- Born: Hepzibah Ely October 23, 1778 Huntington, Connecticut, US
- Died: January 22, 1864 (aged 85) Brooklyn, New York City, US
- Resting place: Old Cemetery of Huntington
- Known for: On the Origin of Aerolites
- Spouse: Gold Selleck Silliman

= Hepsa Ely Silliman =

American geologist and author

Hepsa Ely Silliman (October 23, 1778 — January 22, 1864) was an American geologist with a specific interest in meteors. She was the author of On the Origin of Aerolites, self published under the name Mrs. G. S. Silliman.

== Biography ==
Ely was born on October 23, 1778 in Huntington, Connecticut. Her father was a member of the Yale College Class of 1769.

She was married to Gold Selleck Silliman, a 1796 graduate of Yale, and brother of Professor Benjamin Silliman, who was namesake of Yale's Silliman College. Silliman was the mother of two sons and two daughters.

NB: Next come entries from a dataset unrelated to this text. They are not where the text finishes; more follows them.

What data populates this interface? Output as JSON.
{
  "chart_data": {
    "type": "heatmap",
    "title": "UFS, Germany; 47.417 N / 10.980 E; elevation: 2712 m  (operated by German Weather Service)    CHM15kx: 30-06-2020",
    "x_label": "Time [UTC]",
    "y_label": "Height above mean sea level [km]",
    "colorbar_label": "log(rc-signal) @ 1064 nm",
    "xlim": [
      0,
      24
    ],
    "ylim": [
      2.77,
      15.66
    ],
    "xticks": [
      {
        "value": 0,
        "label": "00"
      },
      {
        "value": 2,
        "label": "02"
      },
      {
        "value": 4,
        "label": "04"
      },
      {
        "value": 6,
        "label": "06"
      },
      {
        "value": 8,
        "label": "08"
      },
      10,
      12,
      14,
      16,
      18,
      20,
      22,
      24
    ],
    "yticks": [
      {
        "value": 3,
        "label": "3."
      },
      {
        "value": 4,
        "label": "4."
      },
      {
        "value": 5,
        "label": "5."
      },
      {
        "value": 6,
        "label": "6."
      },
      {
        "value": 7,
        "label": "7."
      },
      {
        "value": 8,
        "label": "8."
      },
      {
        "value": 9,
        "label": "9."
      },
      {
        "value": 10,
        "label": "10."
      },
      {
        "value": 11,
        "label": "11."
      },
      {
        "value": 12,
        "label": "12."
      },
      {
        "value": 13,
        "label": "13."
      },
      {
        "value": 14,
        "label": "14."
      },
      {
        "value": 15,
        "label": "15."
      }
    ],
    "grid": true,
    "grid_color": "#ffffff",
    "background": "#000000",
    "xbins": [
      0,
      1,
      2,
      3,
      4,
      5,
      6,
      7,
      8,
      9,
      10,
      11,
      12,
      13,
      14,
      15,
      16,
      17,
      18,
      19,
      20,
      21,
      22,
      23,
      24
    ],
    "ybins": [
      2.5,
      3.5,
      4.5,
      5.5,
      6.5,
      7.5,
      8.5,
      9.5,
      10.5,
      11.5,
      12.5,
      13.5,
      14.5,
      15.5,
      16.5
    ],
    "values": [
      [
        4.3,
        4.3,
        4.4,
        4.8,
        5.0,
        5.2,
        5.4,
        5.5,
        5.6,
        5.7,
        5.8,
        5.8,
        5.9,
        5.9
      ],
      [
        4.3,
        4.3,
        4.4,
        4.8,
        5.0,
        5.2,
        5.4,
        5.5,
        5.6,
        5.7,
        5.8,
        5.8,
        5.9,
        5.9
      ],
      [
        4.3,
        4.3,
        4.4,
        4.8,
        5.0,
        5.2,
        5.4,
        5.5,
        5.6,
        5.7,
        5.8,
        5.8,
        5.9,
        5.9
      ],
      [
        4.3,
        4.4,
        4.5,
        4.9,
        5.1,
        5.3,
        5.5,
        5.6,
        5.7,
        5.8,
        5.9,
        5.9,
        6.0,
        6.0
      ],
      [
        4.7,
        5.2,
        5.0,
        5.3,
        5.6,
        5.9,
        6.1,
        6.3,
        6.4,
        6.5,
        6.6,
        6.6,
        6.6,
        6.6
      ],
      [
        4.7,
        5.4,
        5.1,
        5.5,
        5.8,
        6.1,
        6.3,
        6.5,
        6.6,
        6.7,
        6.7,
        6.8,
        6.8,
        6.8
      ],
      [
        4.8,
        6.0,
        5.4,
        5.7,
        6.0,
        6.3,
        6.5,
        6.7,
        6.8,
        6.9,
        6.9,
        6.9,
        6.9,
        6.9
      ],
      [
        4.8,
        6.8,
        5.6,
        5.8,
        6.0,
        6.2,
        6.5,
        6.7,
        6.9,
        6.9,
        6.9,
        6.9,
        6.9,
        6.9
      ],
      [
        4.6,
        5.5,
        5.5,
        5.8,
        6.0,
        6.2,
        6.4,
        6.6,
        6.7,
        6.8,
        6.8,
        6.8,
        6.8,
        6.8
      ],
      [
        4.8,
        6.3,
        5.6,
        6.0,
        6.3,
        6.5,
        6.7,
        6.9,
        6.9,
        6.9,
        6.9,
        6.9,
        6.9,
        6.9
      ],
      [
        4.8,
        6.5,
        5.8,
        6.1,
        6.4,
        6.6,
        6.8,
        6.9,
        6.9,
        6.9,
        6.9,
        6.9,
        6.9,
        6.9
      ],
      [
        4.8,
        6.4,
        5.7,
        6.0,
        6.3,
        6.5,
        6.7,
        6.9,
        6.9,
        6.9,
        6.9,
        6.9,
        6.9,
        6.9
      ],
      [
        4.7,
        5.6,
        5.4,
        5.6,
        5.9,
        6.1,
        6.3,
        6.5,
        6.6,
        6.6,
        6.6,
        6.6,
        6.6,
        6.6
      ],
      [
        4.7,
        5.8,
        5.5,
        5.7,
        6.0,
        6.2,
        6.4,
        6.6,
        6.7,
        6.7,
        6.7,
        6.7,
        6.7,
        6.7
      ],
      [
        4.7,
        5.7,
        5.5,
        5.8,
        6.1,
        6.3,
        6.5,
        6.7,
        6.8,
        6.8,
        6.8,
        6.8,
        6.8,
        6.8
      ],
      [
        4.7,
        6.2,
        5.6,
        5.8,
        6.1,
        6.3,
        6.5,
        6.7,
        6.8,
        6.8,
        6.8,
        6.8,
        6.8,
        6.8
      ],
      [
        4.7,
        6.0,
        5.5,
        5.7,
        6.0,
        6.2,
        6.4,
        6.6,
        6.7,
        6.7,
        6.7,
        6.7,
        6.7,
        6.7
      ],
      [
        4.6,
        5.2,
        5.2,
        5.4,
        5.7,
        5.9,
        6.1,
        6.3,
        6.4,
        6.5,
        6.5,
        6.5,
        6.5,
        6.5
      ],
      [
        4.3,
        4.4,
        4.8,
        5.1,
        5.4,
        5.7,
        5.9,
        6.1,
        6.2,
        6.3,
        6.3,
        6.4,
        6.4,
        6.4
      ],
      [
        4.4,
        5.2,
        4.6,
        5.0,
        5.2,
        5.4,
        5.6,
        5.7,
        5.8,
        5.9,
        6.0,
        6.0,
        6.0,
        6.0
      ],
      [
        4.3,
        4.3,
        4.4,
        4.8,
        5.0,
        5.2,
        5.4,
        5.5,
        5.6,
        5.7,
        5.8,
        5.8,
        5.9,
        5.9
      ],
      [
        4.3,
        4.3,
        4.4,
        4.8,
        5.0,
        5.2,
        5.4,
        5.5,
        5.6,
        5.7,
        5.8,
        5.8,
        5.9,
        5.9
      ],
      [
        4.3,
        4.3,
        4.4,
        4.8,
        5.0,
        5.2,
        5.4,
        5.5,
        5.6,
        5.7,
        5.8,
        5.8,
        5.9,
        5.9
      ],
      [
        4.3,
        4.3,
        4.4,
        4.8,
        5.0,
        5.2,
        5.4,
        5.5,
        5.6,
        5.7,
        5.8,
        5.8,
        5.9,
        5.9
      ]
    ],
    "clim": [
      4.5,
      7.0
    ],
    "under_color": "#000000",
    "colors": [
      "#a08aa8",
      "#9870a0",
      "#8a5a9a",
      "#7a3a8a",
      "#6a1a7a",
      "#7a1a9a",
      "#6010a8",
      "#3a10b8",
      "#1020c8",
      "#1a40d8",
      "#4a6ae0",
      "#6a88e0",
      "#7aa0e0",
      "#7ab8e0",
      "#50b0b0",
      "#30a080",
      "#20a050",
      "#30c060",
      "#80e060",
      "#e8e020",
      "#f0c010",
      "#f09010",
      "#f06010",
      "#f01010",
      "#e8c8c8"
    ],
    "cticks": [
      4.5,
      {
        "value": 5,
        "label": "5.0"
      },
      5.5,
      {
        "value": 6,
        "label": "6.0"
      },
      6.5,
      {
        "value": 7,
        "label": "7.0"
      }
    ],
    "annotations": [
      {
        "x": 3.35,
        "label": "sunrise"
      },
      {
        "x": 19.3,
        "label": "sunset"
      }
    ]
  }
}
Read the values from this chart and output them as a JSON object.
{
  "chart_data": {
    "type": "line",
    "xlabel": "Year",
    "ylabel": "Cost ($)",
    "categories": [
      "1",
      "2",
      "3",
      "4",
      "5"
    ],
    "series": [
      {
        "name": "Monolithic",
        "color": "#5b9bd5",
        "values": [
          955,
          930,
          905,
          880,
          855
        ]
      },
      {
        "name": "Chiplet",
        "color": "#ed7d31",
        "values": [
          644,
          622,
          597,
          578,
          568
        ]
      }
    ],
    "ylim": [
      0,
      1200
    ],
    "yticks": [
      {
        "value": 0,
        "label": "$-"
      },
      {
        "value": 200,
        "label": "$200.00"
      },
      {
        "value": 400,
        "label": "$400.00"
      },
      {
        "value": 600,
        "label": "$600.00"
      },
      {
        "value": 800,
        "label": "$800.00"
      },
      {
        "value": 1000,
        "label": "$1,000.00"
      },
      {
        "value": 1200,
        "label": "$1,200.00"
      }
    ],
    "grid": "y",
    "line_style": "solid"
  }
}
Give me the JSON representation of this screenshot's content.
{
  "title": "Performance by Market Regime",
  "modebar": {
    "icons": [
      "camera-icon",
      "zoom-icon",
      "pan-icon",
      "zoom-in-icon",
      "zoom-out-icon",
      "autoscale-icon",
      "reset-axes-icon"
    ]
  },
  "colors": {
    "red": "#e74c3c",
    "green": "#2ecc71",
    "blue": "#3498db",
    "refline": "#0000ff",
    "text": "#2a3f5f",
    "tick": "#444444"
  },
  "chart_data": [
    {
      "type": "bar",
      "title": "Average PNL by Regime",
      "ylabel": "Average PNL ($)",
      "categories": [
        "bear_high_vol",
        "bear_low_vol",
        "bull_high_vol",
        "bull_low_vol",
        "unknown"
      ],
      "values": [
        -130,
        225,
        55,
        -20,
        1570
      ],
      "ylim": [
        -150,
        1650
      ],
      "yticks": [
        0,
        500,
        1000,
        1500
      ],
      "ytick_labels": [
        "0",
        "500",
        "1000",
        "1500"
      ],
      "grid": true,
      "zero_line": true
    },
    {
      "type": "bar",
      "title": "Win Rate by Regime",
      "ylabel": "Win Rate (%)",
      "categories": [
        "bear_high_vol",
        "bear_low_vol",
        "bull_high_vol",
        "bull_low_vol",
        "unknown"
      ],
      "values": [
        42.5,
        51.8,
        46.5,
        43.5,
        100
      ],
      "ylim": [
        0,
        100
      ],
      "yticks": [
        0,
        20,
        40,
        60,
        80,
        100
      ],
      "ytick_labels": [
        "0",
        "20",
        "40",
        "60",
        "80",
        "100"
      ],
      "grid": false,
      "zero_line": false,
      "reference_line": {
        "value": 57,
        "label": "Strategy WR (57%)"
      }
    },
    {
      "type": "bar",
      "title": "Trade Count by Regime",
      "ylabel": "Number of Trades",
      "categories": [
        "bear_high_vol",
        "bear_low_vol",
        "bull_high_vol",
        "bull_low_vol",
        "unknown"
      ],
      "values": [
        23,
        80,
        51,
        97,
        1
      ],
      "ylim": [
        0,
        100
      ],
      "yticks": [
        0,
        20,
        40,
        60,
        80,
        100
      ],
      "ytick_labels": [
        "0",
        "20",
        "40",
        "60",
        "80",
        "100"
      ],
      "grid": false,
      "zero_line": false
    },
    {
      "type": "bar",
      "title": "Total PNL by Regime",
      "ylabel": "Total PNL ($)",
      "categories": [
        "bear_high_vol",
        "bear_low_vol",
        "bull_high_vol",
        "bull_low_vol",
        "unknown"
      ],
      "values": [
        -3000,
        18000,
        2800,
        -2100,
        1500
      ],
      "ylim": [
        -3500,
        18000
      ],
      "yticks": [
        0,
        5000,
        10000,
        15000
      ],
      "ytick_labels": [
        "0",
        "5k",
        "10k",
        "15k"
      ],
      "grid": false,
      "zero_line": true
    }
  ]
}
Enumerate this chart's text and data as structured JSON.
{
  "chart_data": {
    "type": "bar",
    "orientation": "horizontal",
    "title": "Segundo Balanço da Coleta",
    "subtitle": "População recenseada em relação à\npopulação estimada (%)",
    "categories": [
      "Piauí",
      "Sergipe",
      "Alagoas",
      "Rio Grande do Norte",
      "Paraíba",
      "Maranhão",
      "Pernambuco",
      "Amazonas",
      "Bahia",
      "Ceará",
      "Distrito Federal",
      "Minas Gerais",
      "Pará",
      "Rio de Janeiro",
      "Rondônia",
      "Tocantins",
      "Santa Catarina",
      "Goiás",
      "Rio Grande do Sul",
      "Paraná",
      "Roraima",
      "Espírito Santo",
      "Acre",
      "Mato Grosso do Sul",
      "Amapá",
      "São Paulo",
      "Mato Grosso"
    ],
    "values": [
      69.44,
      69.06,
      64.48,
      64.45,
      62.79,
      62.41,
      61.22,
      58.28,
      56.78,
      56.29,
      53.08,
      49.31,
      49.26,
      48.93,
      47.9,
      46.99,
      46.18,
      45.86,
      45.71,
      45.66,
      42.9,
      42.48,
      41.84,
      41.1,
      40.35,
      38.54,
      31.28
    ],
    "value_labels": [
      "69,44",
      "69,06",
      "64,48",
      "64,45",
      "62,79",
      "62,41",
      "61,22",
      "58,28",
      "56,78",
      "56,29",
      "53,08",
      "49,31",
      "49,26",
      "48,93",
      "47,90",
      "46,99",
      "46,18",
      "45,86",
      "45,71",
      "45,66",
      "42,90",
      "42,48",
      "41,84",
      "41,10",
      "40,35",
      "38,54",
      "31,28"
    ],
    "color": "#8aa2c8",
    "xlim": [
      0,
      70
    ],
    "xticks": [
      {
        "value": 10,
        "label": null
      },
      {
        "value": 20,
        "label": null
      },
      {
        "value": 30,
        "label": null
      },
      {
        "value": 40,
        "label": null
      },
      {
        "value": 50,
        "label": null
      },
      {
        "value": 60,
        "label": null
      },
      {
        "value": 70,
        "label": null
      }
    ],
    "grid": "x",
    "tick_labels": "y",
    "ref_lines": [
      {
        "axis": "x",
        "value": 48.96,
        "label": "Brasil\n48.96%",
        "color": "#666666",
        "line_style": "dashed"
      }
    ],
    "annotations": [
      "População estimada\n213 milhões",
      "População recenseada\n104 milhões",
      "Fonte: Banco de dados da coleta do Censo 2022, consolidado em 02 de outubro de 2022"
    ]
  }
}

Silliman was a geologist with an interest in meteors. In 1859, Silliman published On the Origin of Aerolites under the name Mrs. G. S. Silliman. The foreword states that the topics discussed in the book were "entertained by the writer for many years." The book discusses aerolites, a type of stony meteorite.

== Legacy ==

Silliman passed away on January 22, 1864 in Brooklyn, New York City.

Silliman is the namesake of a series of lectures hosted by Yale University since 1901. They were begun following a donation in 1883 by her son, Augustus Ely Silliman, in memory of his mother.